A few of the qualities that come to mind are; confidence in my abilities, reflective, work effort, problem solving, forward thinking, flexible, ability to work in a team, perspective, and independent. I feel like a leader should be a go getter who can manage many things (organized) and be a solution finder. I also feel like a leader should think first to find answers rather than always look for others to “help” them.
When I look over this list the first person that comes to mind is my father. While we did not always see eye-to-eye as I grew up (I will be honest, he was/is a very stubborn and sometimes scary man) I respected him, his opinion, and did what I needed to do...even when I didn’t like it. My father taught me about the value of hard work, figuring things out myself, BEING myself, and to “stop and think”. My father also taught me how to speak my truth...and how NOT to speak my truth.
When I look over the characteristics I listed and the things others have done to build me as a leader (things my father did not) do for me, the words reflective, forward thinking, working as a team, and perspective stand out. My father was VERY independent and I am not sure I ever even heard him say the word “team”. One of the most important qualities a leader can have (in my opinion) is a reflective nature and that can sometimes mean looking at yourself for all that your are...even when it’s something that needs “refining”.

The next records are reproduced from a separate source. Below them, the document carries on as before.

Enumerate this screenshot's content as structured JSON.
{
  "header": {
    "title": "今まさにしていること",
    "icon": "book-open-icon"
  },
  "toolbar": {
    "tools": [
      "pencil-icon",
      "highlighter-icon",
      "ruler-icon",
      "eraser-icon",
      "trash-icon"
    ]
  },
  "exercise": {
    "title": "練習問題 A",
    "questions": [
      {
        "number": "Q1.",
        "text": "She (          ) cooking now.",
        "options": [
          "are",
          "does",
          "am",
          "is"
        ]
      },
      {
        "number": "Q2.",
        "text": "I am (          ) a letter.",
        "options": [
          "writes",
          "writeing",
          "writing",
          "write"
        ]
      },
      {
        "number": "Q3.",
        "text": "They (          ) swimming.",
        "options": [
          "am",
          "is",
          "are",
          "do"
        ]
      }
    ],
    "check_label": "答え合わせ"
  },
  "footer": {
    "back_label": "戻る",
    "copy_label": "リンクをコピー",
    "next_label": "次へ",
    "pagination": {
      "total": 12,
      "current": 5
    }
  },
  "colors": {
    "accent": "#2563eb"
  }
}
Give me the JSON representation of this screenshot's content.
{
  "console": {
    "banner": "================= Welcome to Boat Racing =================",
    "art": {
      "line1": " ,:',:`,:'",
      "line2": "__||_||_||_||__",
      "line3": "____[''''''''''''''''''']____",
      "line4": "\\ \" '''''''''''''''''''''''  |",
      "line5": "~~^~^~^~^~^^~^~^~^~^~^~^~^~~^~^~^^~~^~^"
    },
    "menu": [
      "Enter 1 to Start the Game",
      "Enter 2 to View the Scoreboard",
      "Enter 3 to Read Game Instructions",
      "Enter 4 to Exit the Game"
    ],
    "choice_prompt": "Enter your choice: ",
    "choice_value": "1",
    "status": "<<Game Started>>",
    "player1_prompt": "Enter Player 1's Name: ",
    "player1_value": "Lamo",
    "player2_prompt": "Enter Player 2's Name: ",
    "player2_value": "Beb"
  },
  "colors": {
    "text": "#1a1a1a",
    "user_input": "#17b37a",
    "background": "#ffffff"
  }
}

After my father, there are so many various people who have instilled other leadership qualities in me. From students to friends, to teachers and principals, and ultimately the leadership team I have a part of for the last 4 years.
When I think about how these people, and what they gave me, influences my coaching practice...the better question is, “How do they not?” I set goals based on the qualities I feel I need to work on, look to my peers for guidance on what I may not see and when I need a partner in reflection (a different perspective). Their influence impacts the effort I put into my work because I would want them to be proud and many of them have left their voice in my head...which means I carry what I hear them say with me as I make decisions, have other conversations, or with what I do in my practice.
My hope is that the time I have spent in this leadership position has allowed me to pass this influence onto others and impact them as leaders in their lives.